What the planners rarely see, King said, is that the city's cultural crown jewels, including the French Quarter, the Garden District and the Uptown neighborhood near Tulane University, came through Katrina mostly unscathed. King and other business leaders also note that the decimated neighborhoods, including middle-class Lakeview and the mostly poor Lower Ninth Ward, were never on the tourist map to begin with.

While that is accurate, the Ninth Ward was home to many of the musicians and service workers who make the New Orleans economy possible. Many of these people are just beginning to cobble together jobs and lives in Baton Rouge, Houston, Dallas and all over the country. Why would they come back to New Orleans with little idea where they will live?

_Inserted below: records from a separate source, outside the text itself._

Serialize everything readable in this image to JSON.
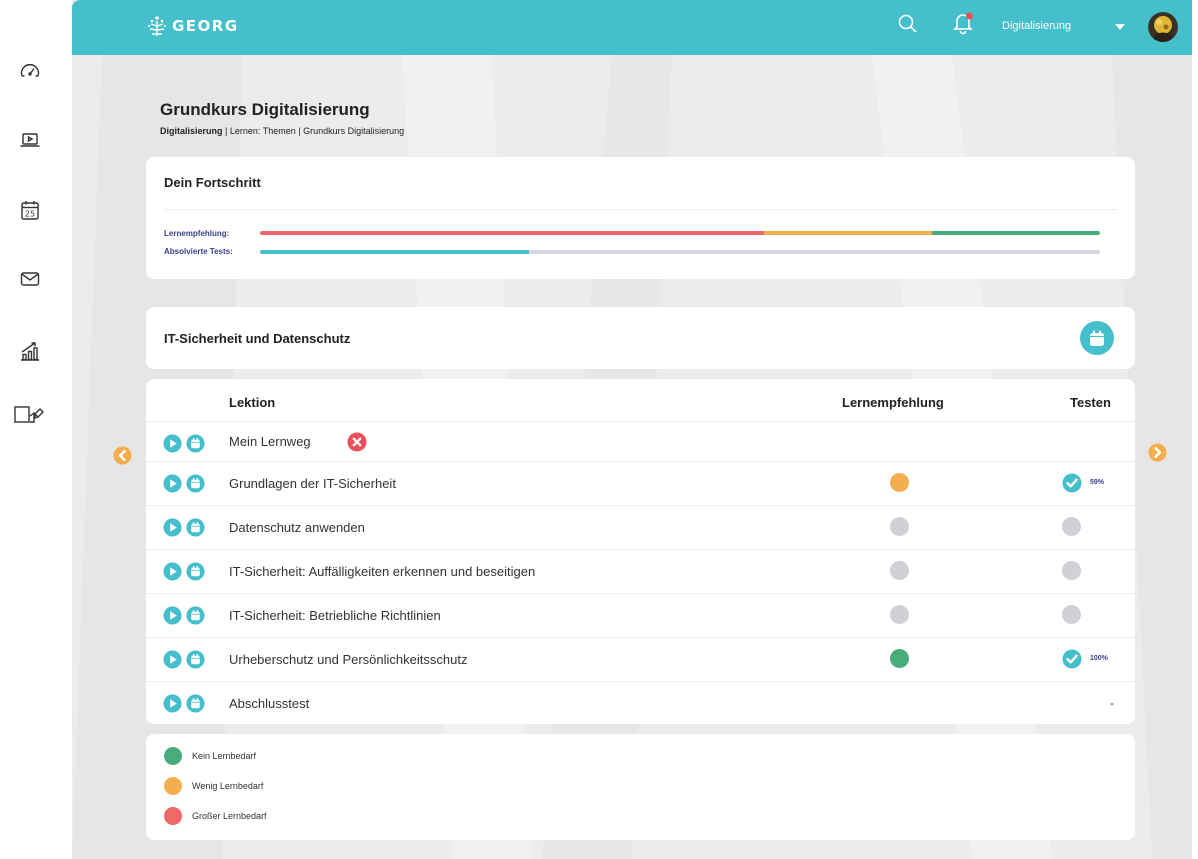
{
  "header": {
    "logo_text": "GEORG",
    "user_name": "Digitalisierung"
  },
  "page": {
    "title": "Grundkurs Digitalisierung",
    "breadcrumb": {
      "first": "Digitalisierung",
      "sep1": " | ",
      "second": "Lernen: Themen",
      "sep2": " | ",
      "third": "Grundkurs Digitalisierung"
    }
  },
  "progress": {
    "title": "Dein Fortschritt",
    "rec_label": "Lernempfehlung:",
    "tests_label": "Absolvierte Tests:",
    "rec_segments": [
      {
        "fraction": 0.6,
        "color": "#ef6868"
      },
      {
        "fraction": 0.2,
        "color": "#f4ad4f"
      },
      {
        "fraction": 0.2,
        "color": "#48ad7b"
      }
    ],
    "tests_fraction": 0.32,
    "tests_color": "#45bfcb",
    "tests_rest_color": "#d5d8e2"
  },
  "topic": {
    "title": "IT-Sicherheit und Datenschutz"
  },
  "lessons": {
    "headers": {
      "lesson": "Lektion",
      "recommendation": "Lernempfehlung",
      "test": "Testen"
    },
    "rows": [
      {
        "label": "Mein Lernweg",
        "remove": true,
        "rec": null,
        "test": null
      },
      {
        "label": "Grundlagen der IT-Sicherheit",
        "rec": "#f4ad4f",
        "test": "check",
        "pct": "59%"
      },
      {
        "label": "Datenschutz anwenden",
        "rec": "#d1d0d6",
        "test": "dot"
      },
      {
        "label": "IT-Sicherheit: Auffälligkeiten erkennen und beseitigen",
        "rec": "#d1d0d6",
        "test": "dot"
      },
      {
        "label": "IT-Sicherheit: Betriebliche Richtlinien",
        "rec": "#d1d0d6",
        "test": "dot"
      },
      {
        "label": "Urheberschutz und Persönlichkeitsschutz",
        "rec": "#48ad7b",
        "test": "check",
        "pct": "100%"
      },
      {
        "label": "Abschlusstest",
        "rec": null,
        "test": "dash",
        "dash": "-"
      }
    ]
  },
  "legend": [
    {
      "label": "Kein Lernbedarf",
      "color": "#48ad7b"
    },
    {
      "label": "Wenig Lernbedarf",
      "color": "#f4ad4f"
    },
    {
      "label": "Großer Lernbedarf",
      "color": "#ef6868"
    }
  ],
  "colors": {
    "accent": "#45bfcb",
    "nav_arrow": "#f4ad4f",
    "remove": "#e8505b",
    "neutral_dot": "#d1d0d6",
    "label_blue": "#3b3f8f"
  },
  "icons": {
    "rail": [
      "speedometer-icon",
      "laptop-play-icon",
      "calendar-icon",
      "mail-icon",
      "chart-growth-icon",
      "devices-icon"
    ],
    "row_actions": [
      "play-icon",
      "calendar-icon"
    ]
  }
}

"I don't see this city bouncing back right away," said Scorelender Johnson, a 26-year-old who grew up in New Orleans and has been working security outside the Royal Sonesta Hotel in the French Quarter since the storm. "Right now I want to stay and help out New Orleans any way I can," he said. But would he stick around to see what happens as the city tries to rebuild? "I don't know," he said. He might opt instead for Texas or California. "I might move to Austin or to Oakland, anywhere that has a good music scene."

Optimists about the city's future say there are possible housing solutions. The French Quarter has been largely vacant for years and has thousands of available rental units. If the hourly wages earned by service industry workers continue to rise, they may be able to afford living in these apartments. In addition, parts of the West Bank area, across the Mississippi River from the French Quarter, came through Katrina comparatively unharmed.

‘On the city right now’
King, of the Sheraton, said his staff has been scouting out areas, such as Algiers, a neighborhood on the West Bank, and found scores of affordable rental units in good condition. "That area is going to become much more prominent," King said. Perry, president of the visitors bureau, said big-business owners have talked about setting up a regional bus system to transport workers from the West Bank and other areas to jobs in tourist neighborhoods.

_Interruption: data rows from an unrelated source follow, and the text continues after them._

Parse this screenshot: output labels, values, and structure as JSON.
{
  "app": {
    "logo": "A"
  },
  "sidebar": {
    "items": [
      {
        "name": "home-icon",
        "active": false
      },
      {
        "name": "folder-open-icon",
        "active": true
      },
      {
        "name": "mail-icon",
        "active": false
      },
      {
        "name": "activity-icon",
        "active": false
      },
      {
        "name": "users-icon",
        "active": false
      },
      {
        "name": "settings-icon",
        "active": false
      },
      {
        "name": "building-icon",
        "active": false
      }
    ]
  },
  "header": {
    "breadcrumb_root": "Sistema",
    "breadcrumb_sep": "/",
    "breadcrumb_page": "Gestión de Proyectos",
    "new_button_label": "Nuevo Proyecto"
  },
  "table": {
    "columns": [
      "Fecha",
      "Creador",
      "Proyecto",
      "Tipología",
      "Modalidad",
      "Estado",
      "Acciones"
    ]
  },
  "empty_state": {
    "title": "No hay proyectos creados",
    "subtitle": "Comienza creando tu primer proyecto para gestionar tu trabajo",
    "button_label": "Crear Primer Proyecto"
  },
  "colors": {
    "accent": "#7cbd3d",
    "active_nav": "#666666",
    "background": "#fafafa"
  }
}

Others involved in the tourism industry say it will be largely up to city government to prove it can consistently provide services such as clean water, garbage hauling and police protection to keep business running and tourists safe. "It's on the city right now, not on us," said Burt Benrud, vice president of Café Du Monde, the venerable 24-hour French Quarter purveyor of cafe au lait and beignets. "Without the basics, we just can't operate."

The answer to whether the city can generate enough tax revenue to provide those services lies in the hands of convention planners and leisure travelers. Some of the workers who came to New Orleans for the first time after Katrina promised to come back. "The spirit of Bourbon Street will never die," said 25-year-old Red Cross worker Ali Hochreiter as she prepared to leave town.